Yilan, Taiwan — On a cool night in late March, a retired fisherman ushered guests into the Temple of Matsu, Taiwan’s goddess of the sea. Surrounded by incense and sculpted dragons, lit by a buzzing blue fluorescent light, the sculpted icon faces the East China Sea. Traditionally, the village presents its offerings to Matsu twice a month, praying for bountiful catches and the safety of its men on the waters. But these days, some also bring a simpler, more fundamental petition: that their way of life, basically unaltered for more than two centuries, will manage to last another generation.
The 106 families who make up the village of Guishan, located in Taiwan’s Yilan Province, find themselves in the midst of a tense geopolitical struggle in the East China Sea. Though the stakes are international, they’re also intensely local: About 96 percent of Guishan’s households support themselves by fishing, but their traditional waters are located in a widely disputed territory about a six-hour boat ride from Taiwan’s northeast coast.
In Taiwan, the disputed islands are known as the Diaoyutai; the other claimants, China and Japan, call them the Diaoyu and the Senkakus, respectively. Sovereignty over the disputed islands has become part of an overall struggle for regional power, and Taiwan is arguably the weakest competitor. Its military is dwarfed by China’s. Moreover, because Beijing asserts that Taiwan is still a part of the mainland, China has wielded its considerable heft to ensure that the small, spunky democracy is excluded from the international community.
For Taiwan’s fishing villages, these sweeping international developments may well result in the death of their own local communities. That’s the fear of Ying-Jun Jian, the retired fisherman who escorted an interpreter and me to the Temple of Matsu. He now spends his days advocating for fishermen’s rights as the chairman of the Yilan Fishermen’s Association and running a museum commemorating his village.

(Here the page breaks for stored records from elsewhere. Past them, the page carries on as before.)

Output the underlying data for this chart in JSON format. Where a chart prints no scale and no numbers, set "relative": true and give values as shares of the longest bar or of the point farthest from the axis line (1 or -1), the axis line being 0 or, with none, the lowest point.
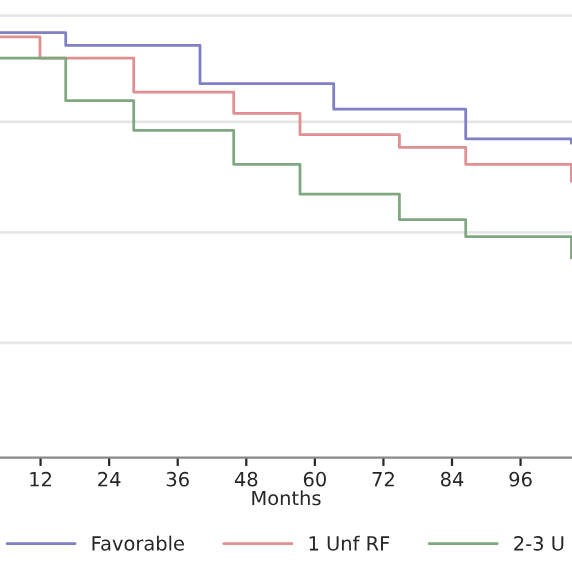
{
  "chart_data": {
    "type": "step",
    "relative": true,
    "xlabel": "Months",
    "xlim": [
      4.9,
      105
    ],
    "xticks": [
      12,
      24,
      36,
      48,
      60,
      72,
      84,
      96
    ],
    "tick_labels": "x",
    "grid": "y",
    "legend": "bottom",
    "line_style": "solid",
    "marker": "none",
    "series": [
      {
        "name": "Favorable",
        "color": "#8080c8",
        "x": [
          4.9,
          16.4,
          39.9,
          63.3,
          86.4,
          104.9
        ],
        "values": [
          1.0,
          0.97,
          0.88,
          0.82,
          0.75,
          0.74
        ]
      },
      {
        "name": "1 Unf RF",
        "color": "#e09090",
        "x": [
          4.9,
          11.9,
          28.3,
          45.8,
          57.4,
          74.8,
          86.4,
          104.9
        ],
        "values": [
          0.99,
          0.94,
          0.86,
          0.81,
          0.76,
          0.73,
          0.69,
          0.65
        ]
      },
      {
        "name": "2-3 U",
        "color": "#80a880",
        "x": [
          4.9,
          16.4,
          28.3,
          45.8,
          57.4,
          74.8,
          86.4,
          104.9
        ],
        "values": [
          0.94,
          0.84,
          0.77,
          0.69,
          0.62,
          0.56,
          0.52,
          0.47
        ]
      }
    ]
  }
}
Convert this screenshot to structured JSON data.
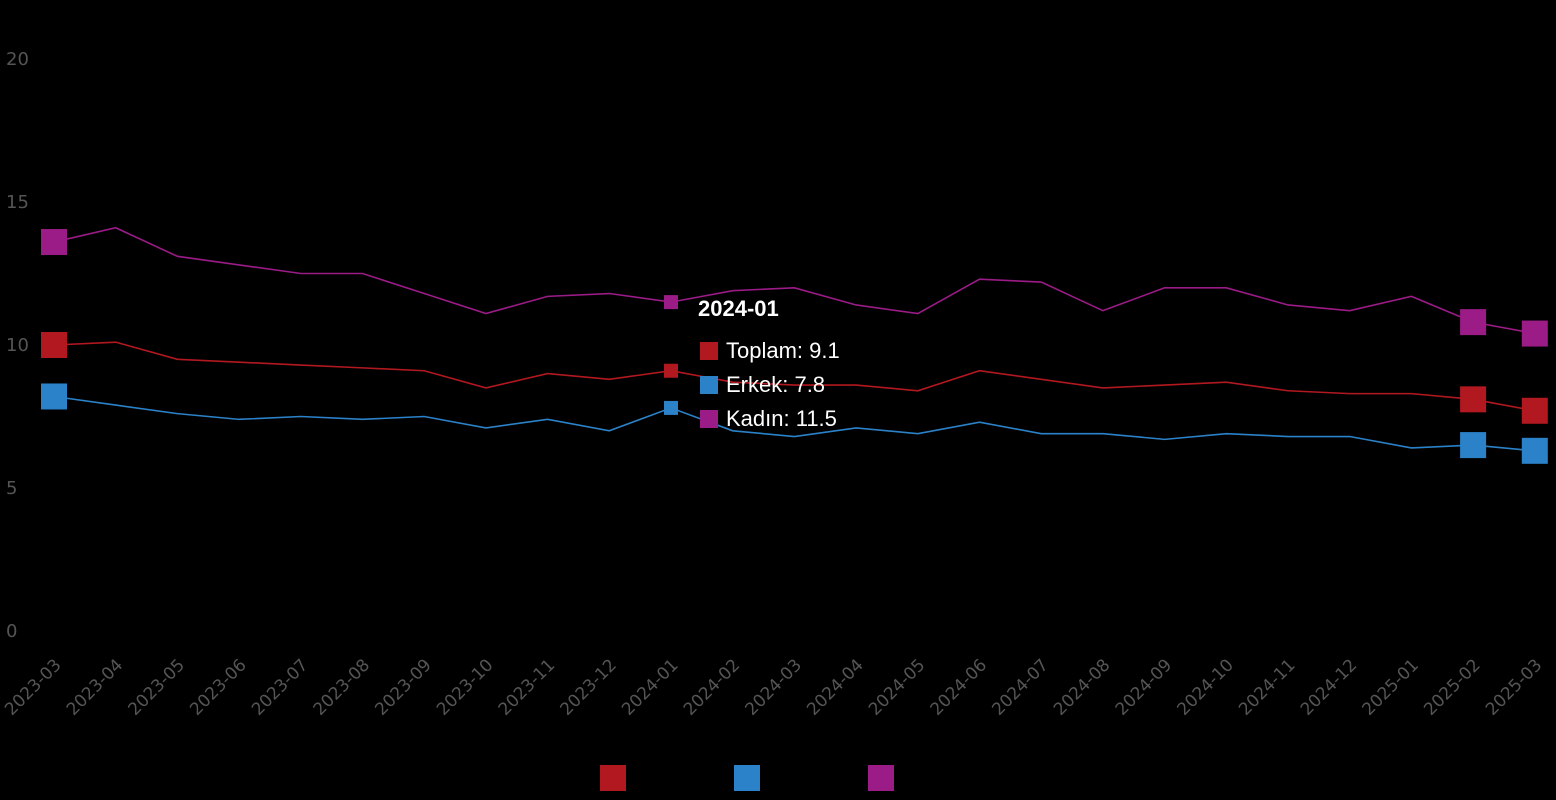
{
  "chart_data": {
    "type": "line",
    "categories": [
      "2023-03",
      "2023-04",
      "2023-05",
      "2023-06",
      "2023-07",
      "2023-08",
      "2023-09",
      "2023-10",
      "2023-11",
      "2023-12",
      "2024-01",
      "2024-02",
      "2024-03",
      "2024-04",
      "2024-05",
      "2024-06",
      "2024-07",
      "2024-08",
      "2024-09",
      "2024-10",
      "2024-11",
      "2024-12",
      "2025-01",
      "2025-02",
      "2025-03"
    ],
    "series": [
      {
        "name": "Toplam",
        "color": "#b2181f",
        "values": [
          10.0,
          10.1,
          9.5,
          9.4,
          9.3,
          9.2,
          9.1,
          8.5,
          9.0,
          8.8,
          9.1,
          8.7,
          8.6,
          8.6,
          8.4,
          9.1,
          8.8,
          8.5,
          8.6,
          8.7,
          8.4,
          8.3,
          8.3,
          8.1,
          7.7
        ]
      },
      {
        "name": "Erkek",
        "color": "#2b82c9",
        "values": [
          8.2,
          7.9,
          7.6,
          7.4,
          7.5,
          7.4,
          7.5,
          7.1,
          7.4,
          7.0,
          7.8,
          7.0,
          6.8,
          7.1,
          6.9,
          7.3,
          6.9,
          6.9,
          6.7,
          6.9,
          6.8,
          6.8,
          6.4,
          6.5,
          6.3
        ]
      },
      {
        "name": "Kadın",
        "color": "#9b1b87",
        "values": [
          13.6,
          14.1,
          13.1,
          12.8,
          12.5,
          12.5,
          11.8,
          11.1,
          11.7,
          11.8,
          11.5,
          11.9,
          12.0,
          11.4,
          11.1,
          12.3,
          12.2,
          11.2,
          12.0,
          12.0,
          11.4,
          11.2,
          11.7,
          10.8,
          10.4
        ]
      }
    ],
    "ylim": [
      0,
      20
    ],
    "yticks": [
      0,
      5,
      10,
      15,
      20
    ],
    "grid": false,
    "legend_position": "bottom-center",
    "title": "",
    "xlabel": "",
    "ylabel": ""
  },
  "tooltip": {
    "title": "2024-01",
    "rows": [
      {
        "label": "Toplam: 9.1",
        "color": "#b2181f"
      },
      {
        "label": "Erkek: 7.8",
        "color": "#2b82c9"
      },
      {
        "label": "Kadın: 11.5",
        "color": "#9b1b87"
      }
    ]
  }
}
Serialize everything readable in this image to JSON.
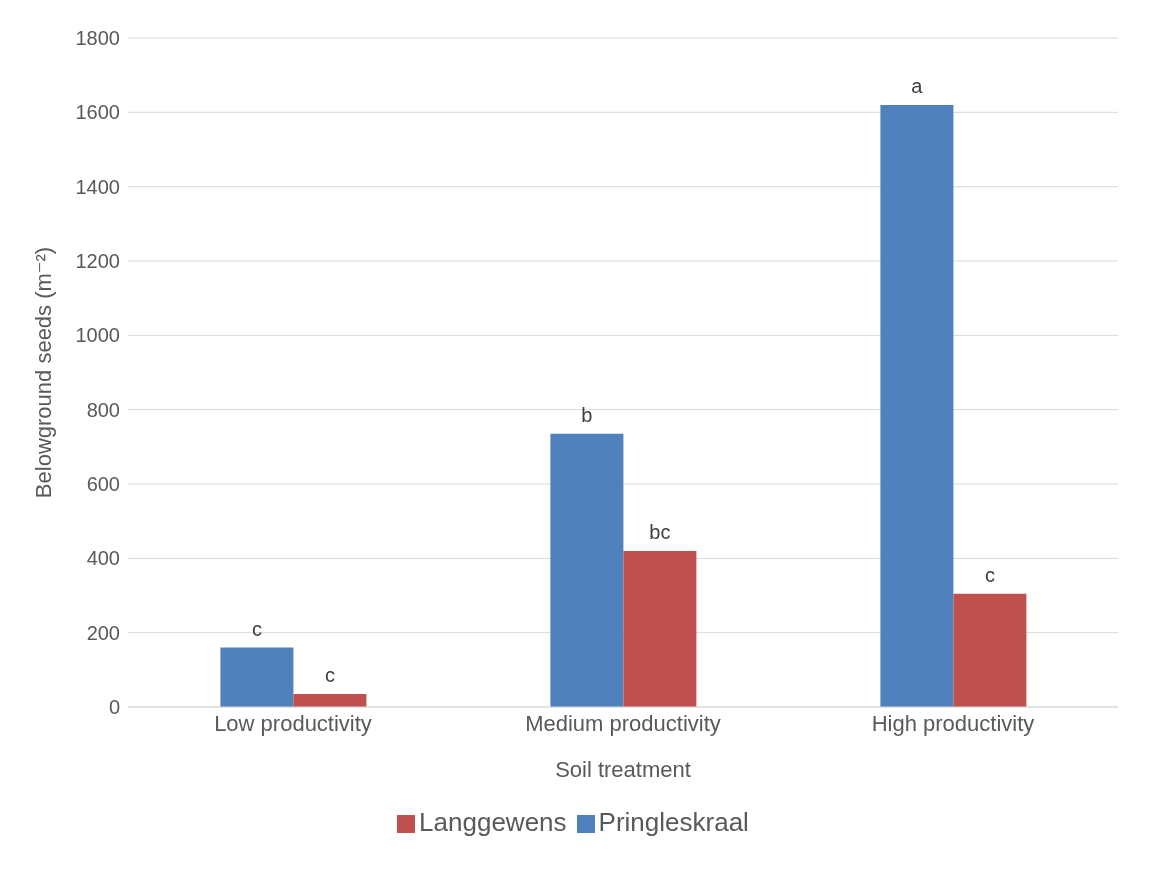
{
  "chart_data": {
    "type": "bar",
    "xlabel": "Soil treatment",
    "ylabel": "Belowground seeds (m⁻²)",
    "categories": [
      "Low productivity",
      "Medium productivity",
      "High productivity"
    ],
    "series": [
      {
        "name": "Pringleskraal",
        "color": "#4f81bd",
        "values": [
          160,
          735,
          1620
        ],
        "value_labels": [
          "c",
          "b",
          "a"
        ]
      },
      {
        "name": "Langgewens",
        "color": "#c0504d",
        "values": [
          35,
          420,
          305
        ],
        "value_labels": [
          "c",
          "bc",
          "c"
        ]
      }
    ],
    "ylim": [
      0,
      1800
    ],
    "yticks": [
      0,
      200,
      400,
      600,
      800,
      1000,
      1200,
      1400,
      1600,
      1800
    ],
    "grid": "y",
    "legend": "bottom"
  }
}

Born in 1951 on a small, turtle-shaped island just off the Taiwanese coast, Jian took up fishing at age 15, like most boys he knew. It was a good life, Jian says, and he misses the overnight trips on the boat where he’d stay up fishing until dawn with his friends.
As had been the rule for generations, the fishermen’s lives were linked to two familiar geographical points. The first was Turtle Island. Home to an active volcano, a saltwater pond, and a freshwater pond, the tiny island really does resemble its namesake topographically; it even has a tail, a long bank that waves back and forth with the tides and weather. During typhoons, that tail is sometimes amputated, and if it failed to grow back in a week, the inhabitants knew the storm would make another round.
The island is beautiful, but the village proved too frail to withstand the weather. After a typhoon destroyed its harbor, the village leaders decided in 1975 to relocate to the nearby mainland of Taiwan. Today, villagers still visit the island on holidays.
When Jian talks about Turtle Island, he flushes with pride: He can recite its highest point (398 meters, or 401 if you count man-made structures) and its unique geographical features, which he has lovingly replicated in a diorama on display at the museum. He hopes that Turtle Island will someday be deemed a World Heritage Site — another recognition so far precluded by Taiwan’s geopolitical isolation.
A short man with a stocky build and an eager smile, Jian gets sadder when he mentions his village’s second geographical anchor, the waters around the disputed islands. He loves them, too, but, adhering to local superstition, he won’t talk about why; the disputed waters are filled with spirits and the ghosts of drowned fishermen, he says, and to speak his love for that stretch of the sea is to risk their revenge.